198587 January 14, 2015


SAUDI ARABIAN AIRLINES (SAUDIA) AND BRENDA J. BETIA,
Petitioners, v. MA. JOPETTE M. REBESENCIO, MONTASSAH B. SACAR-
ADIONG, ROUEN RUTH A. CRISTOBAL AND LORAINE S.
SCHNEIDER-CRUZ, Respondents.

FACTS:
Respondents (complainants before the Labor Arbiter) were recruited and
hired by Saudia (SAUDI ARABIAN AIRLINES) as Temporary Flight Attendants
with the accreditation and approval of the POEA. After undergoing seminars
required by the POEA for deployment overseas and after working as Temporary
Flight Attendants, respondents became Permanent Flight Attendants. They then
entered into Cabin Attendant contracts with Saudia. Respondents continued their
employment with Saudia until they were separated from service. Respondents
contended that the termination of their employment was illegal. They alleged that
the termination was made solely because they were pregnant. Respondents filed a
Complaint against Saudia and its officers for illegal dismissal and for
underpayment.
The Labor Arbiter dismissed on the ground of forum non conveniens. The
NLRC reversed  explaining there were no special circumstances that warranted its
abstention from exercising jurisdiction.. The CA affirmed the decision of the
NLRC with modification to the award of separation pay and backwages.

ISSUE:
Whether or not the Philippine courts and/or tribunals are in a position to
make an intelligent decision as to the law and the facts.

RATIO DECIDENDI:
Yes. The Philippine court is the proper court of jurisdiction.
There is no statutorily established mode of settling conflict of laws situations
on matters pertaining to substantive content of contracts. It has been noted that
three (3) modes have emerged: (1) lex loci contractus or the law of the place of the
making; (2) lex loci solutionis or the law of the place of performance; and (3) lex
loci intentionis or the law intended by the parties.
Consistent with forum non conveniens as fundamentally a factual matter, it
is imperative that it proceed from & factually established basis. It would be
improper to dismiss an action pursuant to forum non conveniens based merely on a
perceived, likely, or hypothetical multiplicity of fora.

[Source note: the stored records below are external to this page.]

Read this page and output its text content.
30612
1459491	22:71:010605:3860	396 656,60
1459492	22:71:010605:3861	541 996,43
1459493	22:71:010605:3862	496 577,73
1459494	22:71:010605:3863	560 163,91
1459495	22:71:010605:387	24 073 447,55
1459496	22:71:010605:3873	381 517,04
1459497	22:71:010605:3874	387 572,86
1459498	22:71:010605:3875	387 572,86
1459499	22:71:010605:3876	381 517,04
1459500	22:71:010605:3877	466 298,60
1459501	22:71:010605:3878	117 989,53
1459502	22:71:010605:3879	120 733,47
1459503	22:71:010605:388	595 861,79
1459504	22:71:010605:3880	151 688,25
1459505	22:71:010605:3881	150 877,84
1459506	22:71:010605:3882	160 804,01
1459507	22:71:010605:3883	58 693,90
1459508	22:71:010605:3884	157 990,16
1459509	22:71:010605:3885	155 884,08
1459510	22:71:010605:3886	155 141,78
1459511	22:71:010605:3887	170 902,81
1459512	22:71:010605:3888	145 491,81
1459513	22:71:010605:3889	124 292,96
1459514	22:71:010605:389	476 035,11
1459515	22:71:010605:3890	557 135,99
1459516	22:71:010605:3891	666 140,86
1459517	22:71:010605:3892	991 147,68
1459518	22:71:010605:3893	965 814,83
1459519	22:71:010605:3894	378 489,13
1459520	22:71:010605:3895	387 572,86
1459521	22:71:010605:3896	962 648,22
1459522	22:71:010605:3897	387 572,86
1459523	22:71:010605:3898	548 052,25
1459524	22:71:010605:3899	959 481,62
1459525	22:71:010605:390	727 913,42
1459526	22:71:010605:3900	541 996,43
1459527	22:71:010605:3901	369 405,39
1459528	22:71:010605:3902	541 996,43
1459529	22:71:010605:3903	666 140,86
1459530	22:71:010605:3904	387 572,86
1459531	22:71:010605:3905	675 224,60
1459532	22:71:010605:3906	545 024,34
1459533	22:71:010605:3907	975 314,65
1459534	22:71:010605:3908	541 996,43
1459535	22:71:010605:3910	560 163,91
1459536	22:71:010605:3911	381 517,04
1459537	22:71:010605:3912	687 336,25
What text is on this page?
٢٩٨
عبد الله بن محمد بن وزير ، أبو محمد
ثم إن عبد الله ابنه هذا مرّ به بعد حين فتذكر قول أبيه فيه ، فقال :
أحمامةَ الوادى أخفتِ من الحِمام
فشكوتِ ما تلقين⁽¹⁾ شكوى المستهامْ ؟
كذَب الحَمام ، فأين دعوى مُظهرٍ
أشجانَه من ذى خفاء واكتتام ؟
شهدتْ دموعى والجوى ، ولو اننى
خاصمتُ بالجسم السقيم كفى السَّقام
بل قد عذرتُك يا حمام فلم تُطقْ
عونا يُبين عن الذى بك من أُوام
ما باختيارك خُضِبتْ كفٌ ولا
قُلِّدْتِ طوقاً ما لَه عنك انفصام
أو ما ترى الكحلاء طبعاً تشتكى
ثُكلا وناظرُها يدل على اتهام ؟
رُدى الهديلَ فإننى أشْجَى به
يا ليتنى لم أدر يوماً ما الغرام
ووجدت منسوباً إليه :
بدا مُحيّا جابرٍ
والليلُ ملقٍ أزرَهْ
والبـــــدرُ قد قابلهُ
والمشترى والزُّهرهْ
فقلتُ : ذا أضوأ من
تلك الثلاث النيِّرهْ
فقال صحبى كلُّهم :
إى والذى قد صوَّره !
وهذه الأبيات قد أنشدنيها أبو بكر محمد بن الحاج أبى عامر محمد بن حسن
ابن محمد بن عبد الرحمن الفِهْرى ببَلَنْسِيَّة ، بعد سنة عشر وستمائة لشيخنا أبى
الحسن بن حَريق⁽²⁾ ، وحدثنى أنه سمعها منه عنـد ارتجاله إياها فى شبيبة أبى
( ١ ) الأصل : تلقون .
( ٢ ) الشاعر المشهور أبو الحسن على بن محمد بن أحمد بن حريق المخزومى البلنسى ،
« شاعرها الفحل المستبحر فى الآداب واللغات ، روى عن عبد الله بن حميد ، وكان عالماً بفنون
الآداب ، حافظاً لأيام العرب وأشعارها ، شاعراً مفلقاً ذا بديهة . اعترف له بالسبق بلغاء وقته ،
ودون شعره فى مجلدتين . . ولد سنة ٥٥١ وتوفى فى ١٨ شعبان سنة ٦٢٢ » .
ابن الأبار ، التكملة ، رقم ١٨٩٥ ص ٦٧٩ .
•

Thus, a defendant must also
plead and show that a prior suit has, in fact, been brought in another jurisdiction.
It is deemed more appropriate and in the greater interest of prudence that a
defendant not only allege supposed dangerous tendencies in litigating in this
jurisdiction; the defendant must also show that such danger is real and present in
that litigation or dispute resolution has commenced in another jurisdiction and that
a foreign tribunal has chosen to exercise jurisdiction.